Cresce la diffusione delle pompe di calore

Se gli impianti o apparecchi singoli (fissi o portatili) per il riscaldamento dell’abitazione restano ancora i sistemi più diffusi con una percentuale che supera il 98%, grazie alla crescente diffusione delle pompe di calore, il 32,6% delle famiglie ha un unico sistema per il riscaldamento e la climatizzazione, con impianti o apparecchi singoli in grado di produrre sia aria calda che fredda. l sistema di condizionamento più diffuso è rappresentato dagli apparecchi singoli di tipo caldo/freddo fissi o portatili (31%).
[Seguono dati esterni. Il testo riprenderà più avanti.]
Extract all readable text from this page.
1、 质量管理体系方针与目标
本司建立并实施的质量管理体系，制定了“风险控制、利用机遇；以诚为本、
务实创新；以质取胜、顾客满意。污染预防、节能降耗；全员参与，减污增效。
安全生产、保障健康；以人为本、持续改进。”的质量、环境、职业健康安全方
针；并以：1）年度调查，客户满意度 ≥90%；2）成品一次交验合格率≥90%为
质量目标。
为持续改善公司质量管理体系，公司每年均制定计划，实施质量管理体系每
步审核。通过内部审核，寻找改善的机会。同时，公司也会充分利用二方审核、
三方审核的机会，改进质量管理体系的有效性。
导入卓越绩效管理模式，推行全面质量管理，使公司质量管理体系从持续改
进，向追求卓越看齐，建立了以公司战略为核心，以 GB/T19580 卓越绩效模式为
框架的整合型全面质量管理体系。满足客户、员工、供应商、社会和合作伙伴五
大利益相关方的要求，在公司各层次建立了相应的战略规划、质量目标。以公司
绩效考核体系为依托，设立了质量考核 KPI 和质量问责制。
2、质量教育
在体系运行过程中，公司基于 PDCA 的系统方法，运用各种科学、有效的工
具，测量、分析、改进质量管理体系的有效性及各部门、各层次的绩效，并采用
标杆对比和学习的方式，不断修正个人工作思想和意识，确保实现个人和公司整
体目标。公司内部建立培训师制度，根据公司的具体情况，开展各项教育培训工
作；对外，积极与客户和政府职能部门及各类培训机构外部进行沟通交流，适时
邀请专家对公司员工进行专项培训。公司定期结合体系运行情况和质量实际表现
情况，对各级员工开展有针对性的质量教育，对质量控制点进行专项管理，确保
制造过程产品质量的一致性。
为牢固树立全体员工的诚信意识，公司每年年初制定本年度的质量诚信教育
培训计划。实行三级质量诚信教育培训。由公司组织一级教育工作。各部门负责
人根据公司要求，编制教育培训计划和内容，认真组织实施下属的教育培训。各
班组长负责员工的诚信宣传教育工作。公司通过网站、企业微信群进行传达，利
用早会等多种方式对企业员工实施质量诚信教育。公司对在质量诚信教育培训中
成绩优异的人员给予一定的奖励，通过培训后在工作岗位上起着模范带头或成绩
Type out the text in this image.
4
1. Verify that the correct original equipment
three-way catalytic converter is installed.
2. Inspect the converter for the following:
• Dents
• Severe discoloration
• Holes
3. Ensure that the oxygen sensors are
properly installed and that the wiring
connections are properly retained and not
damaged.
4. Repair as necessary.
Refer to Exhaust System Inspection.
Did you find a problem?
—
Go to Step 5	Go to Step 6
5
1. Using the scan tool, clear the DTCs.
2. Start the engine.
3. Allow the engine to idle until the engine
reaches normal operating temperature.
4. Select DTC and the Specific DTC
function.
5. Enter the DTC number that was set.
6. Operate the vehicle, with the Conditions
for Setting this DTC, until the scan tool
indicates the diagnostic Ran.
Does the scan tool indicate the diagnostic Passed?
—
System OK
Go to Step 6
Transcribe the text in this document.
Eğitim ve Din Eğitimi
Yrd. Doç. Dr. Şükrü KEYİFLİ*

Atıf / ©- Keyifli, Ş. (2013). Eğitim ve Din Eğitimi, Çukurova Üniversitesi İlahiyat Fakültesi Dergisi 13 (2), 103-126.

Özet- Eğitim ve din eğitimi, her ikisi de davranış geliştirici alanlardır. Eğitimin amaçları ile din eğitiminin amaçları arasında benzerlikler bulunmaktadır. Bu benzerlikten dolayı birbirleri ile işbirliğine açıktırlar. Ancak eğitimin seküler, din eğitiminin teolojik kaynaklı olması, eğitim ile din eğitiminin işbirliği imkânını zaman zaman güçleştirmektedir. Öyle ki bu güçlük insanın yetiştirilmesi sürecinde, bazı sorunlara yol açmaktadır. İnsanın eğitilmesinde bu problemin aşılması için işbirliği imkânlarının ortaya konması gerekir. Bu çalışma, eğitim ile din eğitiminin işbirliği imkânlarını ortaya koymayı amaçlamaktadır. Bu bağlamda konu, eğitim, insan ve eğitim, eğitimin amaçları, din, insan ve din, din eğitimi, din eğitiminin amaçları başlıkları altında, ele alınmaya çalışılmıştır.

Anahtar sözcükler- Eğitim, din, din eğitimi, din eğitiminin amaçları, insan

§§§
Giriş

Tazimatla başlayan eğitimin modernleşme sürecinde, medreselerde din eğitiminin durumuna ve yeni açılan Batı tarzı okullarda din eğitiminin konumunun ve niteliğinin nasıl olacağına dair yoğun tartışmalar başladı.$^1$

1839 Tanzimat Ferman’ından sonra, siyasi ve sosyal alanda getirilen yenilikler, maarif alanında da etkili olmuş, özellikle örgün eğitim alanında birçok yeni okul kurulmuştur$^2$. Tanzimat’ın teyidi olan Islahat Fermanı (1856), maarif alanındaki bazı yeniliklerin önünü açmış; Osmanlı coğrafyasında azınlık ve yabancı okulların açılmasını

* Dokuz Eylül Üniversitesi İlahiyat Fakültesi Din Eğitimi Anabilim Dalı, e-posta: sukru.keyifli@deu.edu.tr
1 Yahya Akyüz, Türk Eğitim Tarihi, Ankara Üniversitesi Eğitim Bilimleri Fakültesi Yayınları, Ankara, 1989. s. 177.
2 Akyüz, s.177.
Il 14,3% delle famiglie ha in dotazione apparecchi singoli in grado di produrre solo freddo (fissi o portatili) e l'11,5% sistemi di condizionamento che servono più stanze dell'abitazione (impianti autonomi e centralizzati), come le pompe di calore multisplit.

Meno del 2% le fonti energetiche rinnovabili

La composizione per fonte energetica dei sistemi (unici o prevalenti) è abbastanza simile per il riscaldamento e per la produzione di acqua calda, data la coincidenza degli impianti per la maggioranza delle famiglie; tuttavia si riscontrano alcune differenze legate alle specificità di alcuni sistemi.

Il metano è la fonte di alimentazione più diffusa, sia per il riscaldamento (68%) che per la produzione di acqua calda (69,2%).

Rispetto al 2013 si registra un leggero calo generale delle fonti di alimentazione tradizionali e non rinnovabili (metano, gasolio, GPL) a vantaggio dell’energia elettrica e delle biomasse. I sistemi alimentati a energia elettrica rappresentano l’8,5% dei sistemi di riscaldamento e il 16% per la produzione di acqua calda. Le biomasse alimentano il 15% dei sistemi di riscaldamento e il 5,5% dei sistemi di produzione di acqua calda; GPL e gasolio assumono un ruolo marginale. L’energia solare ha un ruolo emergente nella produzione di acqua calda, ma ancora residuale (1,4%).

Il metano è la fonte di alimentazione più utilizzata negli impianti (centralizzati o autonomi) di riscaldamento (81,9%), mentre si ricorre prevalentemente alle biomasse per gli apparecchi singoli fissi come camini e stufe (64,4%); gli apparecchi portatili per il riscaldamento si distribuiscono equamente tra dispositivi a GPL e a energia elettrica (48,9% e 47,7%). Tra gli apparecchi singoli per l’acqua calda dominano quelli alimentati a energia elettrica (62,9%), come gli scaldabagni.